11. The method of claim 10, wherein the antibody in the sample comprises SARS-CoV-2 spike protein IgG antibody and the antigen to which the antibody is specific to comprises SARS-CoV-2 S1 antigen.

12. The method of claim 10, further comprising determining a concentration of the antibodies in the sample by interpolating the amperometric signal thus detected on a calibration curve that relates amperometric signal to antibody concentration.

13. The method of claim 12, wherein the calibration curve comprises an x/y plot of percent current change in the biosensor ((ΔI/I0 (%)) versus antibody concentration.

14. The method of claim 10, wherein the alkaline phosphatase substrate comprises disodium p-nitrophenyl phosphate.

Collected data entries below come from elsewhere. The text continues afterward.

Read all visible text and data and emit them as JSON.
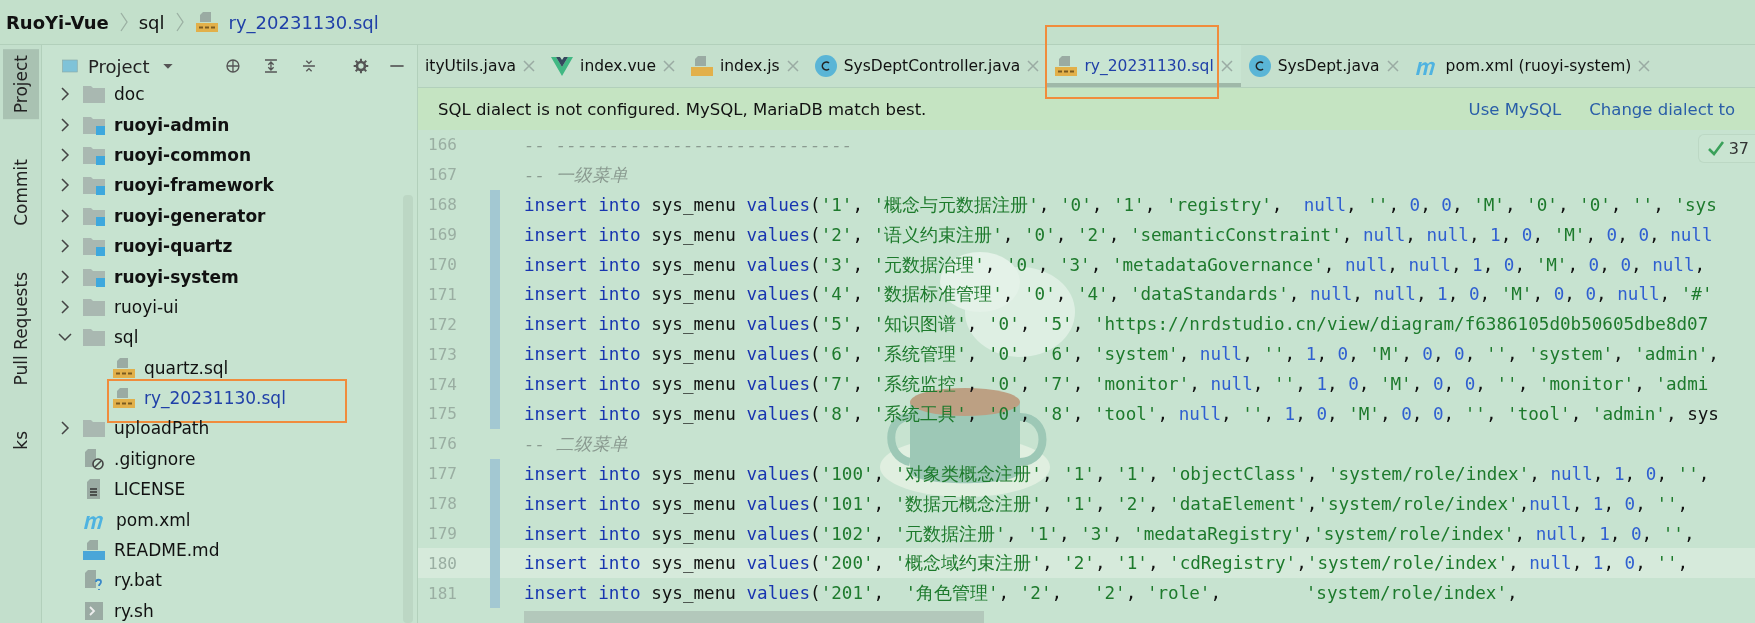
{
  "breadcrumb": [
    {
      "label": "RuoYi-Vue",
      "kind": "project"
    },
    {
      "label": "sql",
      "kind": "folder"
    },
    {
      "label": "ry_20231130.sql",
      "kind": "sql"
    }
  ],
  "tool_stripe": [
    {
      "label": "Project",
      "selected": true
    },
    {
      "label": "Commit",
      "selected": false
    },
    {
      "label": "Pull Requests",
      "selected": false
    },
    {
      "label": "ks",
      "selected": false
    }
  ],
  "project_panel": {
    "title": "Project",
    "tree": [
      {
        "label": "doc",
        "kind": "folder",
        "expanded": false
      },
      {
        "label": "ruoyi-admin",
        "kind": "module",
        "expanded": false
      },
      {
        "label": "ruoyi-common",
        "kind": "module",
        "expanded": false
      },
      {
        "label": "ruoyi-framework",
        "kind": "module",
        "expanded": false
      },
      {
        "label": "ruoyi-generator",
        "kind": "module",
        "expanded": false
      },
      {
        "label": "ruoyi-quartz",
        "kind": "module",
        "expanded": false
      },
      {
        "label": "ruoyi-system",
        "kind": "module",
        "expanded": false
      },
      {
        "label": "ruoyi-ui",
        "kind": "folder",
        "expanded": false
      },
      {
        "label": "sql",
        "kind": "folder",
        "expanded": true,
        "children": [
          {
            "label": "quartz.sql",
            "kind": "sql",
            "modified": false,
            "highlighted": false
          },
          {
            "label": "ry_20231130.sql",
            "kind": "sql",
            "modified": true,
            "highlighted": true
          }
        ]
      },
      {
        "label": "uploadPath",
        "kind": "folder",
        "expanded": false
      },
      {
        "label": ".gitignore",
        "kind": "ignore"
      },
      {
        "label": "LICENSE",
        "kind": "text"
      },
      {
        "label": "pom.xml",
        "kind": "maven"
      },
      {
        "label": "README.md",
        "kind": "markdown"
      },
      {
        "label": "ry.bat",
        "kind": "unknown"
      },
      {
        "label": "ry.sh",
        "kind": "shell"
      }
    ]
  },
  "tabs": [
    {
      "label": "ityUtils.java",
      "kind": "none",
      "selected": false,
      "modified": false,
      "highlighted": false
    },
    {
      "label": "index.vue",
      "kind": "vue",
      "selected": false,
      "modified": false,
      "highlighted": false
    },
    {
      "label": "index.js",
      "kind": "js",
      "selected": false,
      "modified": false,
      "highlighted": false
    },
    {
      "label": "SysDeptController.java",
      "kind": "class",
      "selected": false,
      "modified": false,
      "highlighted": false
    },
    {
      "label": "ry_20231130.sql",
      "kind": "sql",
      "selected": true,
      "modified": true,
      "highlighted": true
    },
    {
      "label": "SysDept.java",
      "kind": "class",
      "selected": false,
      "modified": false,
      "highlighted": false
    },
    {
      "label": "pom.xml (ruoyi-system)",
      "kind": "maven",
      "selected": false,
      "modified": false,
      "highlighted": false
    }
  ],
  "banner": {
    "message": "SQL dialect is not configured. MySQL, MariaDB match best.",
    "actions": [
      "Use MySQL",
      "Change dialect to"
    ]
  },
  "inspection_badge": "37",
  "code_lines": [
    {
      "number": "166",
      "text": "-- ----------------------------",
      "changed": false,
      "current": false
    },
    {
      "number": "167",
      "text": "-- 一级菜单",
      "changed": false,
      "current": false
    },
    {
      "number": "168",
      "text": "insert into sys_menu values('1', '概念与元数据注册', '0', '1', 'registry',  null, '', 0, 0, 'M', '0', '0', '', 'sys",
      "changed": true,
      "current": false
    },
    {
      "number": "169",
      "text": "insert into sys_menu values('2', '语义约束注册', '0', '2', 'semanticConstraint', null, null, 1, 0, 'M', 0, 0, null",
      "changed": true,
      "current": false
    },
    {
      "number": "170",
      "text": "insert into sys_menu values('3', '元数据治理', '0', '3', 'metadataGovernance', null, null, 1, 0, 'M', 0, 0, null,",
      "changed": true,
      "current": false
    },
    {
      "number": "171",
      "text": "insert into sys_menu values('4', '数据标准管理', '0', '4', 'dataStandards', null, null, 1, 0, 'M', 0, 0, null, '#'",
      "changed": true,
      "current": false
    },
    {
      "number": "172",
      "text": "insert into sys_menu values('5', '知识图谱', '0', '5', 'https://nrdstudio.cn/view/diagram/f6386105d0b50605dbe8d07",
      "changed": true,
      "current": false
    },
    {
      "number": "173",
      "text": "insert into sys_menu values('6', '系统管理', '0', '6', 'system', null, '', 1, 0, 'M', 0, 0, '', 'system', 'admin',",
      "changed": true,
      "current": false
    },
    {
      "number": "174",
      "text": "insert into sys_menu values('7', '系统监控', '0', '7', 'monitor', null, '', 1, 0, 'M', 0, 0, '', 'monitor', 'admi",
      "changed": true,
      "current": false
    },
    {
      "number": "175",
      "text": "insert into sys_menu values('8', '系统工具', '0', '8', 'tool', null, '', 1, 0, 'M', 0, 0, '', 'tool', 'admin', sys",
      "changed": true,
      "current": false
    },
    {
      "number": "176",
      "text": "-- 二级菜单",
      "changed": false,
      "current": false
    },
    {
      "number": "177",
      "text": "insert into sys_menu values('100', '对象类概念注册', '1', '1', 'objectClass', 'system/role/index', null, 1, 0, '',",
      "changed": true,
      "current": false
    },
    {
      "number": "178",
      "text": "insert into sys_menu values('101', '数据元概念注册', '1', '2', 'dataElement','system/role/index',null, 1, 0, '',",
      "changed": true,
      "current": false
    },
    {
      "number": "179",
      "text": "insert into sys_menu values('102', '元数据注册', '1', '3', 'medataRegistry','system/role/index', null, 1, 0, '',",
      "changed": true,
      "current": false
    },
    {
      "number": "180",
      "text": "insert into sys_menu values('200', '概念域约束注册', '2', '1', 'cdRegistry','system/role/index', null, 1, 0, '',",
      "changed": true,
      "current": true
    },
    {
      "number": "181",
      "text": "insert into sys_menu values('201',  '角色管理', '2',   '2', 'role',        'system/role/index',",
      "changed": true,
      "current": false
    }
  ]
}
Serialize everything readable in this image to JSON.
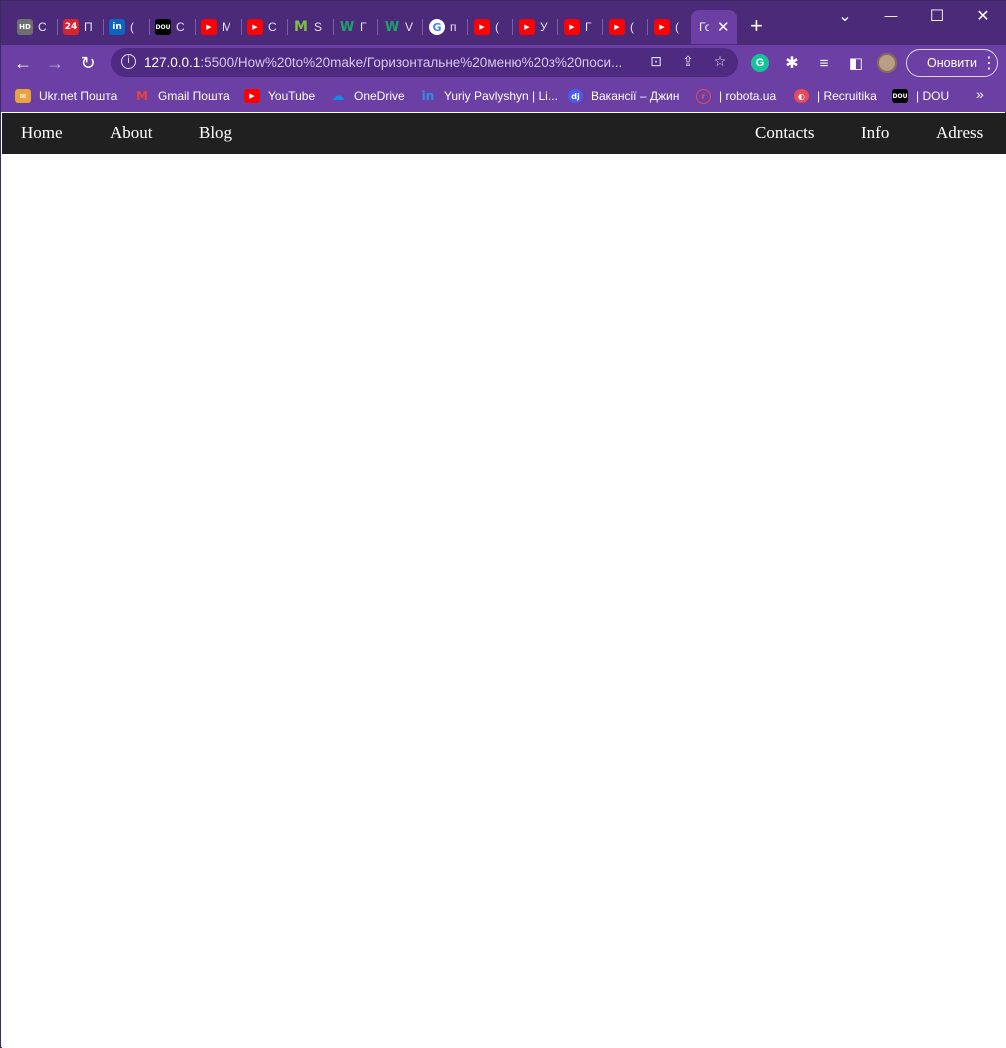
{
  "browser": {
    "tabs": [
      {
        "icon": "hd-icon",
        "label": "С",
        "color": "#6f6f6f",
        "glyph": "HD"
      },
      {
        "icon": "news24-icon",
        "label": "П",
        "color": "#d9232d",
        "glyph": "24"
      },
      {
        "icon": "linkedin-icon",
        "label": "(",
        "color": "#0a66c2",
        "glyph": "in"
      },
      {
        "icon": "dou-icon",
        "label": "С",
        "color": "#000000",
        "glyph": "DOU"
      },
      {
        "icon": "youtube-icon",
        "label": "М",
        "color": "#ff0000",
        "glyph": "▶"
      },
      {
        "icon": "youtube-icon",
        "label": "С",
        "color": "#ff0000",
        "glyph": "▶"
      },
      {
        "icon": "m-logo-icon",
        "label": "S",
        "color": "#7cc242",
        "glyph": "M"
      },
      {
        "icon": "w-logo-icon",
        "label": "Г",
        "color": "#1aa36b",
        "glyph": "W"
      },
      {
        "icon": "w-logo-icon",
        "label": "V",
        "color": "#1aa36b",
        "glyph": "W"
      },
      {
        "icon": "google-icon",
        "label": "п",
        "color": "#ffffff",
        "glyph": "G"
      },
      {
        "icon": "youtube-icon",
        "label": "(",
        "color": "#ff0000",
        "glyph": "▶"
      },
      {
        "icon": "youtube-icon",
        "label": "У",
        "color": "#ff0000",
        "glyph": "▶"
      },
      {
        "icon": "youtube-icon",
        "label": "Г",
        "color": "#ff0000",
        "glyph": "▶"
      },
      {
        "icon": "youtube-icon",
        "label": "(",
        "color": "#ff0000",
        "glyph": "▶"
      },
      {
        "icon": "youtube-icon",
        "label": "(",
        "color": "#ff0000",
        "glyph": "▶"
      }
    ],
    "active_tab": {
      "label": "Го",
      "close": "✕"
    },
    "new_tab": "+",
    "window_controls": {
      "menu": "⌄",
      "minimize": "—",
      "maximize": "☐",
      "close": "✕"
    },
    "url_host": "127.0.0.1",
    "url_rest": ":5500/How%20to%20make/Горизонтальне%20меню%20з%20поси...",
    "update_button": "Оновити",
    "bookmarks": [
      {
        "icon": "ukrnet-icon",
        "label": "Ukr.net Пошта",
        "color": "#e8a33d",
        "glyph": "✉"
      },
      {
        "icon": "gmail-icon",
        "label": "Gmail Пошта",
        "color": "#ea4335",
        "glyph": "M"
      },
      {
        "icon": "youtube-icon",
        "label": "YouTube",
        "color": "#ff0000",
        "glyph": "▶"
      },
      {
        "icon": "onedrive-icon",
        "label": "OneDrive",
        "color": "#0078d4",
        "glyph": "☁"
      },
      {
        "icon": "linkedin-icon",
        "label": "Yuriy Pavlyshyn | Li...",
        "color": "#0a66c2",
        "glyph": "in"
      },
      {
        "icon": "djinni-icon",
        "label": "Вакансії – Джин",
        "color": "#4a5cf0",
        "glyph": "dj"
      },
      {
        "icon": "robota-icon",
        "label": "| robota.ua",
        "color": "#e64b5b",
        "glyph": "r"
      },
      {
        "icon": "recruitika-icon",
        "label": "| Recruitika",
        "color": "#e64b5b",
        "glyph": "◐"
      },
      {
        "icon": "dou-icon",
        "label": "| DOU",
        "color": "#000000",
        "glyph": "DOU"
      }
    ],
    "bookmarks_more": "»"
  },
  "page": {
    "nav_left": [
      "Home",
      "About",
      "Blog"
    ],
    "nav_right": [
      "Contacts",
      "Info",
      "Adress"
    ]
  }
}
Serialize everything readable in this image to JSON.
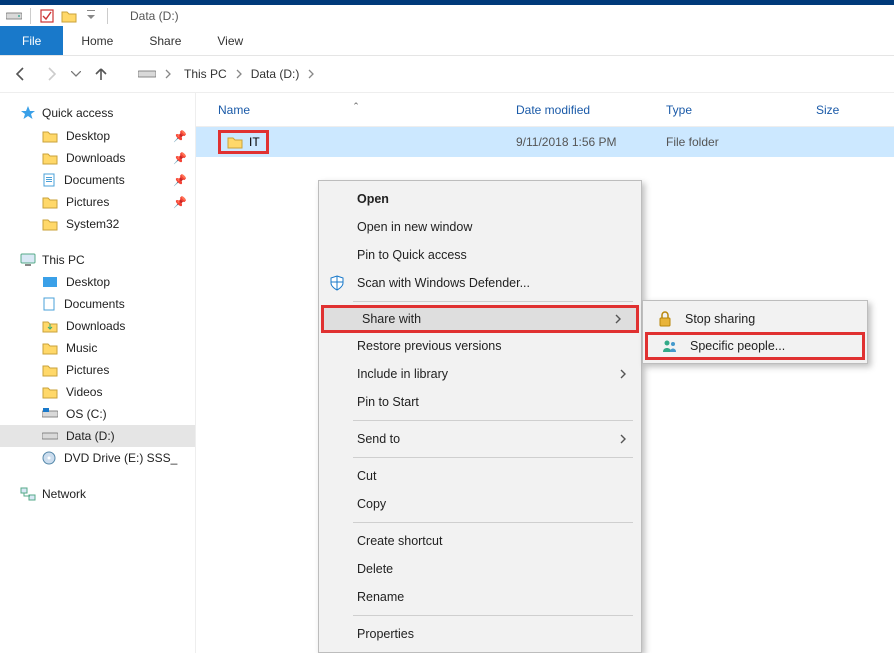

15. The method of claim 10, wherein the biosensor further comprises a solution gate electrode in fluidic contact with the liquid medium such that each In2O3 FET device is configured as a solution-gated FET.

16. The method of claim 15, further comprising applying a liquid gate voltage to the solution gate electrode prior to detecting an amperometric signal comprising a current or change in current in the biosensor.

17. The method of claim 10, wherein each In2O3 nanoribbon is characterized by a channel length about 500 μm, a channel width of about 25 μm, and a channel thickness of about 18 nm.

18. The method of claim 10, wherein the pH change in the liquid medium comprises a pH decrease resulting in an increase in conductivity of each In2O3 nanoribbon.